Each of the paradoxes that follow resonate with the early Martin Luther’s religious philosophy, articulated in his Heidelberg Theses: “A theologian of glory calls evil good and good evil. A theologian of the cross calls the thing what it actually is.” (thesis 21). For him, a theologian of glory was one who arrogantly thought they could achieve spiritual advancement through hard work. Luther instead emphasized the spiritual “yin” of grace: receiving with humility the delightful paradoxes of life in which we find life underneath death and holiness behind a crucified Galilean’s mocked and beaten body.

What’s the takeaway here for practical living? Perhaps it is the way in which what seems cruel and heartless in nature may work, ultimately, for the wellbeing of our world. 

Consider, for example, the unsettling ideas of the pastor and economist Thomas Robert Malthus (1766-1834). In his famous work An Essay on the Principle of Population, he noticed that whenever humans get better at food production, they also create an overpopulated society that had to be brought back into balance through famine, war and disease. This grim perspective, along with other mechanistic understandings of the world, led economics to be dubbed “the dismal science.”

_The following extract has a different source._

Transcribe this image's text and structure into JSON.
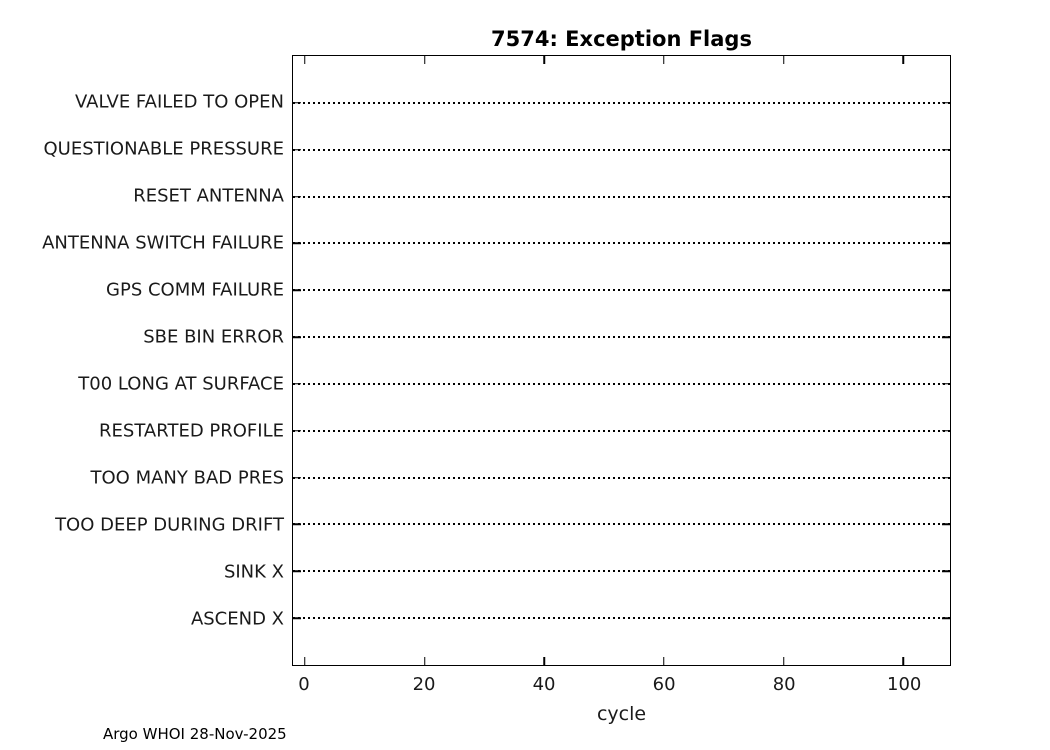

The problem with condemning Malthus and Malthusian views of economics is that it seems to be based squarely on universal human experience. But what this chapter from the Tao Te Ching seems to offer is perhaps a bit more hopeful. If we humans understand the Tao and live in harmony with nature, we can learn to thrive instead of create conditions primed for suffering and death. 

To see how this is so, consider the many pandemics that have devastated humanity. Many viruses, for instance, emerge form inhumane agricultural practices. Keeping massive populations of pigs and chickens in tiny pens or cages, all packed together in their own filth, creates ideal conditions for pathogens to thrive, mutate, and jump over to humans. Hence, “swine flu” and “avian flu” depend on unbalanced pig and chicken farming. While we still aren’t exactly sure where COVID-19 came from, the theory that it emerged from “wet-market” or live-animal selling at the Huanan Seafood Wholesale Market. 

Cultures without these livestock and market practices tend to avoid the devastation of large scale pandemics. For example, shortly after 1492 when Europeans arrived in the New World, the indigenous people were devastated by pathogens, probably carried by Spanish pigs throughout the land. By the time that European conquerors showed up, they arrived to find (whether they knew it or not) that villages and cities had been reduced by 80 percent or so by diseases like small pox. The Native Americans, it turns out had no immunity against the viruses that had arisen in Europe through highly populated areas with dense populations of livestock. 

Despite the sorrow and calamity here, it’s worth noting that as “Mother Nature” does correct human excess we can also learn lessons from famine, plague, and war. These lessons are in fact the lessons mentioned later in the Tao Te Ching as Lao Tzu’s three great treasures. These are compassion, minimalism, and non-domination. These three treasures are remedies to the three great Malthusian death angels. Famine is averted when we compassionately distribute our resources, plague is averted when we avoid excess through minimalism, and war is averted when we embrace a way of non-domination. In other words, if we live in balance, we will live happy, rich lives and we won’t have to have nature forcibly bring us back into balance through calamities.